Um dia, enquanto os meus pais estavam em viagem, o meu irmão telefonou-me insistentemente a pedir o meu carro. Fiquei muito aborrecida, mas deixei-lho levar. Nessa noite, fiquei a ver séries televisivas até adormecer. Quando acordei, vi várias chamadas não atendidas do meu irmão e mensagens a pedir ajuda. Telefonei-lhe insistentemente, mas não respondia. Comecei a procurá-lo em centros de polícia e publiquei a sua foto no meu telemóvel. Por fim, disseram-me que devia ir à morgue. Aí confirmaram-me que o tinham encontrado sem vida...
Foi um dos momentos mais difíceis da minha vida; queria morrer. Não sabia que fazer. Telefonei ao sacerdote, que me atendeu imediatamente e me acalmou com as suas palavras e orações, porque sabia que eu estava muito nervosa. Nunca me deixou sozinha nesses dias. No entanto, depois do funeral, decidi isolar-me completamente durante um ano.
Passado algum tempo, uma professora sugeriu-me que me dirigisse a um centro do Opus Dei. Embora ao princípio não o quisesse fazer, passado algum tempo decidi ir. Ela falou-me de um jardim com flores bonitas, explicando-me que Deus, ao vê-las tão bonitas, às vezes as apanha. Isto ajudou-me a compreender o que se tinha passado com o meu irmão e motivou-me a participar nas atividades espirituais que ela me propunha.
Decidi retomar a minha vida: voltei à universidade, terminei o curso e licenciei-me em Direito. Especializei-me em Direito Penal e tornei-me também sócia da empresa do meu pai. Atualmente, financio atividades desportivas, especialmente basebol, um desporto que tanto eu como o meu irmão mais velho adorávamos e que agora o meu sobrinho, filho dele, também pratica com paixão.

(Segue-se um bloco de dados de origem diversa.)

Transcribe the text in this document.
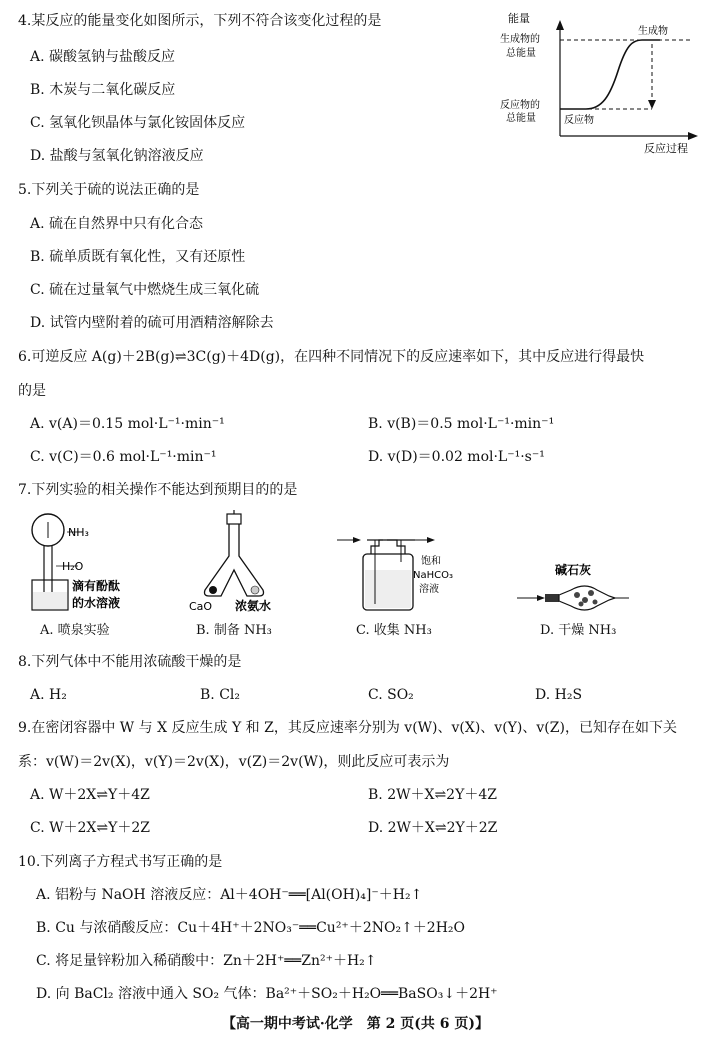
4.某反应的能量变化如图所示，下列不符合该变化过程的是
A. 碳酸氢钠与盐酸反应
B. 木炭与二氧化碳反应
C. 氢氧化钡晶体与氯化铵固体反应
D. 盐酸与氢氧化钠溶液反应
能量
生成物的
总能量
反应物的
总能量
生成物
反应物
反应过程
5.下列关于硫的说法正确的是
A. 硫在自然界中只有化合态
B. 硫单质既有氧化性，又有还原性
C. 硫在过量氧气中燃烧生成三氧化硫
D. 试管内壁附着的硫可用酒精溶解除去
6.可逆反应 A(g)＋2B(g)⇌3C(g)＋4D(g)，在四种不同情况下的反应速率如下，其中反应进行得最快
的是
A. v(A)＝0.15 mol·L⁻¹·min⁻¹	B. v(B)＝0.5 mol·L⁻¹·min⁻¹
C. v(C)＝0.6 mol·L⁻¹·min⁻¹	D. v(D)＝0.02 mol·L⁻¹·s⁻¹
7.下列实验的相关操作不能达到预期目的的是
NH₃
H₂O
滴有酚酞
的水溶液
A. 喷泉实验
CaO 浓氨水
B. 制备 NH₃
饱和
NaHCO₃
溶液
C. 收集 NH₃
碱石灰
D. 干燥 NH₃
8.下列气体中不能用浓硫酸干燥的是
A. H₂	B. Cl₂	C. SO₂	D. H₂S
9.在密闭容器中 W 与 X 反应生成 Y 和 Z，其反应速率分别为 v(W)、v(X)、v(Y)、v(Z)，已知存在如下关
系：v(W)＝2v(X)，v(Y)＝2v(X)，v(Z)＝2v(W)，则此反应可表示为
A. W＋2X⇌Y＋4Z	B. 2W＋X⇌2Y＋4Z
C. W＋2X⇌Y＋2Z	D. 2W＋X⇌2Y＋2Z
10.下列离子方程式书写正确的是
A. 铝粉与 NaOH 溶液反应：Al＋4OH⁻══[Al(OH)₄]⁻＋H₂↑
B. Cu 与浓硝酸反应：Cu＋4H⁺＋2NO₃⁻══Cu²⁺＋2NO₂↑＋2H₂O
C. 将足量锌粉加入稀硝酸中：Zn＋2H⁺══Zn²⁺＋H₂↑
D. 向 BaCl₂ 溶液中通入 SO₂ 气体：Ba²⁺＋SO₂＋H₂O══BaSO₃↓＋2H⁺
【高一期中考试·化学　第 2 页(共 6 页)】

É espantoso que tenham de nos acontecer coisas más para nos aproximarmos de Deus. Com o tempo, apercebi-me de que tudo o que vivi tinha um objetivo. Já não uso o meu passado como motivo de rancor, mas como uma forma de ajudar os outros. A minha vida mudou completamente e tenho a certeza de que Deus nunca me deixou sozinha.